Le vent est tombé à Lagrasse. Il a plu dans la journée. Sous la Halle dont les piliers sont un assemblage de pierres prises par les villageois dans l'abbaye en signe de transfert du pouvoir du clergé régulier aux laïcs, le public a pris place pour assister à une lecture organisée par La Maison du banquet et des générations qui est un centre de rencontre et d'étude autour du livre et de la pensée qui tient un café littéraire et une librairie ouverts toute l'année dans la partie publique et laïque de l'abbaye de Lagrasse. Voici une belle synergie. Au programme aujourd'hui, « Opus posthume », la première des nouvelles de Voyages d'hiver, de l'écrivain barcelonais Jaume Cabré, publié en 2017, chez Actes Sud... par Françoise Nyssen qui allait devenir ministre de la culture quelques semaines plus tard. Derrière la table, Coraly Zahonero, de la Comédie française. Le silence se fait, « Nous sommes à Vienne et Schubert est dans la salle... ». Demain, dimanche, rencontre avec Francis Wolff, professeur émérite de philosophie à Normale sup', rue d'Ulm. Il sera question de « Pourquoi la musique nous fait-elle danser ou pleurer ? ».

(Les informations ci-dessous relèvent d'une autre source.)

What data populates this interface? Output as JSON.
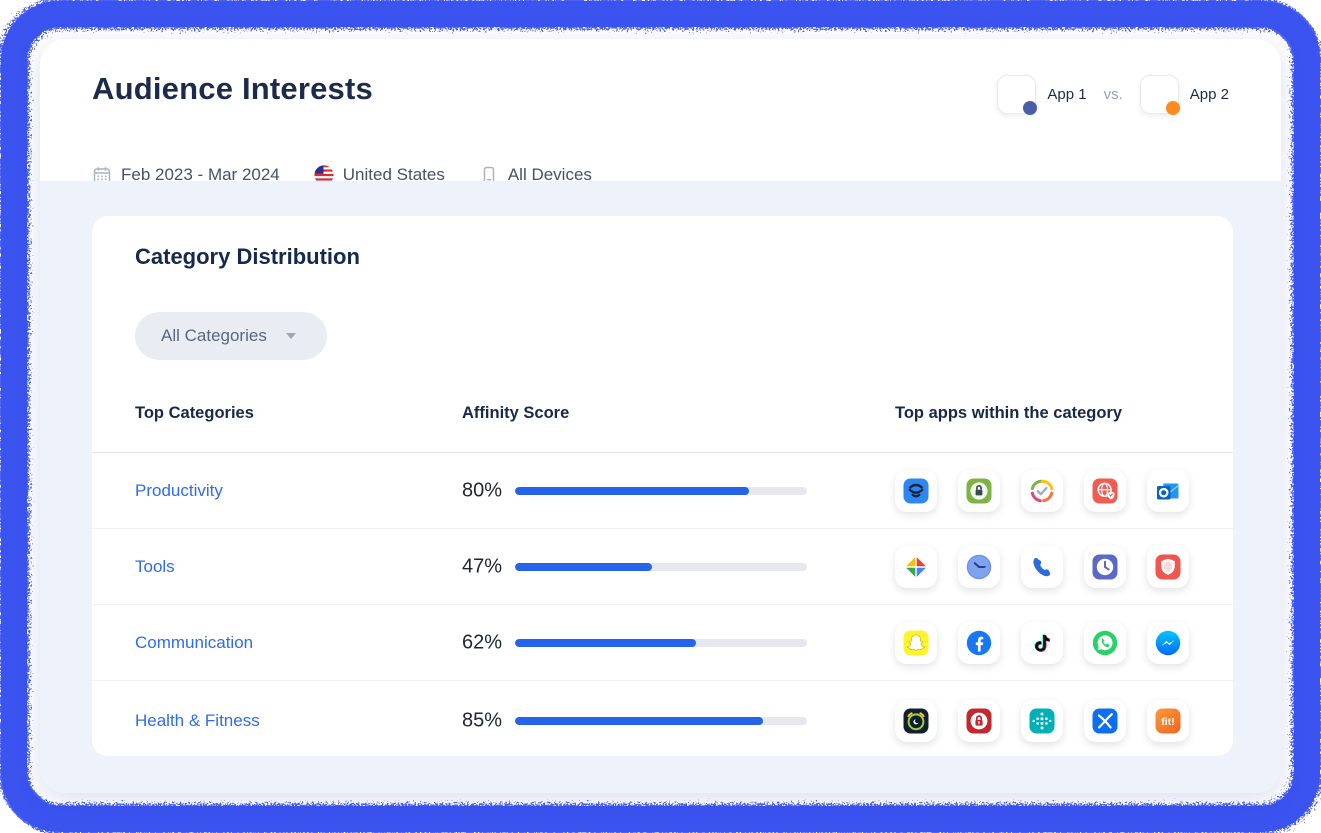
{
  "header": {
    "title": "Audience Interests",
    "filters": [
      {
        "icon": "calendar-icon",
        "label": "Feb 2023 - Mar 2024"
      },
      {
        "icon": "us-flag-icon",
        "label": "United States"
      },
      {
        "icon": "mobile-device-icon",
        "label": "All Devices"
      }
    ],
    "comparison": {
      "app1_label": "App 1",
      "vs_label": "vs.",
      "app2_label": "App 2",
      "app1_color": "#4A5DA8",
      "app2_color": "#FF8A1D"
    }
  },
  "card": {
    "title": "Category Distribution",
    "filter_label": "All Categories",
    "columns": {
      "categories": "Top Categories",
      "score": "Affinity Score",
      "apps": "Top apps within the category"
    },
    "rows": [
      {
        "category": "Productivity",
        "score": 80,
        "score_label": "80%",
        "apps": [
          "layers-shield",
          "applock",
          "ring-check",
          "private-browser",
          "outlook"
        ]
      },
      {
        "category": "Tools",
        "score": 47,
        "score_label": "47%",
        "apps": [
          "google-play-services",
          "clock",
          "phone-dialer",
          "clock-widget",
          "antivirus-shield"
        ]
      },
      {
        "category": "Communication",
        "score": 62,
        "score_label": "62%",
        "apps": [
          "snapchat",
          "facebook",
          "tiktok",
          "whatsapp",
          "messenger"
        ]
      },
      {
        "category": "Health & Fitness",
        "score": 85,
        "score_label": "85%",
        "apps": [
          "sleep-tracker",
          "privacy-lock",
          "fitbit",
          "myfitnesspal",
          "fit-app"
        ]
      }
    ]
  },
  "chart_data": {
    "type": "table",
    "title": "Category Distribution",
    "categories": [
      "Productivity",
      "Tools",
      "Communication",
      "Health & Fitness"
    ],
    "values": [
      80,
      47,
      62,
      85
    ],
    "value_format": "percent",
    "xlabel": "Affinity Score",
    "ylim": [
      0,
      100
    ]
  },
  "colors": {
    "frame_blue": "#3A53F0",
    "accent_blue": "#2563EB",
    "link_blue": "#2F6BF2",
    "body_background": "#EDF2FB"
  }
}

Justement, Francis Wolff assistait au concert, samedi soir. Dans l'église, un chanoine et un jeune frère – chef de choeur – venus de l'abbaye voisine. Je n'ai pas osé demander à Francis Wolff ce qu'il avait pensé du concert, mais la question à laquelle il allait tenter de répondre dimanche tombait à pic : pourquoi et comment Yan Levionnois et Guillaume Bellom ont -ils provoqué une telle émotion dans le public ? Comment leur interprétation de la Sonate pour violoncelle et piano de Rachmaninov a-t-elle pu nous émouvoir à ce point que l'on avait envie de dire à nos voisins : « Ne me secouez pas, je suis plein de larmes ». Et c'est bien parce que l'on sait à peu près se tenir qu'on s'est retenu de partir danser dans les rues du village : oui, le vent rend fou en pays cathare comme la musique peut transformer qui la reçoit. Tentons une explication. Il y a chez Yan Levionnois et dans son attitude face à la musique un tel atticisme que son jeu se déploie dans toute la perfection de la forme portée par une éloquence qui nait du respect absolu d'un texte lu comme il doit sonner et non d'une façon scolastique. Est-on influencé par la vision de cet homme calme qui ne surjoue jamais l'émotion mais se tient dans une attitude si zen qu'il a quelque chose de mystérieusement extatique ? Fermons les yeux : rien ne change. Et l'on perçoit alors combien le piano de Guillaume Bellom participe de cette perfection : comment fait-il pour donner l'illusion de tirer une sonorité orchestrale, dont la clarté polyphonique ne mange jamais le violoncelle, mais le porte, se fond en lui avec une science qui ne se montre jamais et un son à se damner ? Immédiatement, j'ai pensé au miraculeux disque de Rachmaninov et Fritz Kreisler dans la Troisième Sonate pour piano et violon de Grieg ; miracle de deux artistes qui gardent leur individualité mais fusionnent pour n'en faire plus qu'un. Wolff a raison de se poser la question des larmes et de la danse.
A l'entracte, sous la halle, discussion passionnée avec l'un des frères de l'abbaye, chargé du chant grégorien. Emu lui aussi, et enthousiaste. Bon évidemment, lui dis-je, « ce n'est pas de la musique religieuse, mais Pie XII lui-même pestait contre les cantiques et les misérables musiques fonctionnelles et clamait qu'il entendait beaucoup plus Dieu dans les grandes œuvres classiques. » Propos accepté sans barguiner par ce jeune frère frappé quelques semaines plus tôt par l'influence grégorienne sur les Ogives de Satie, entendues à Lagrasse, jouées par un étudiant.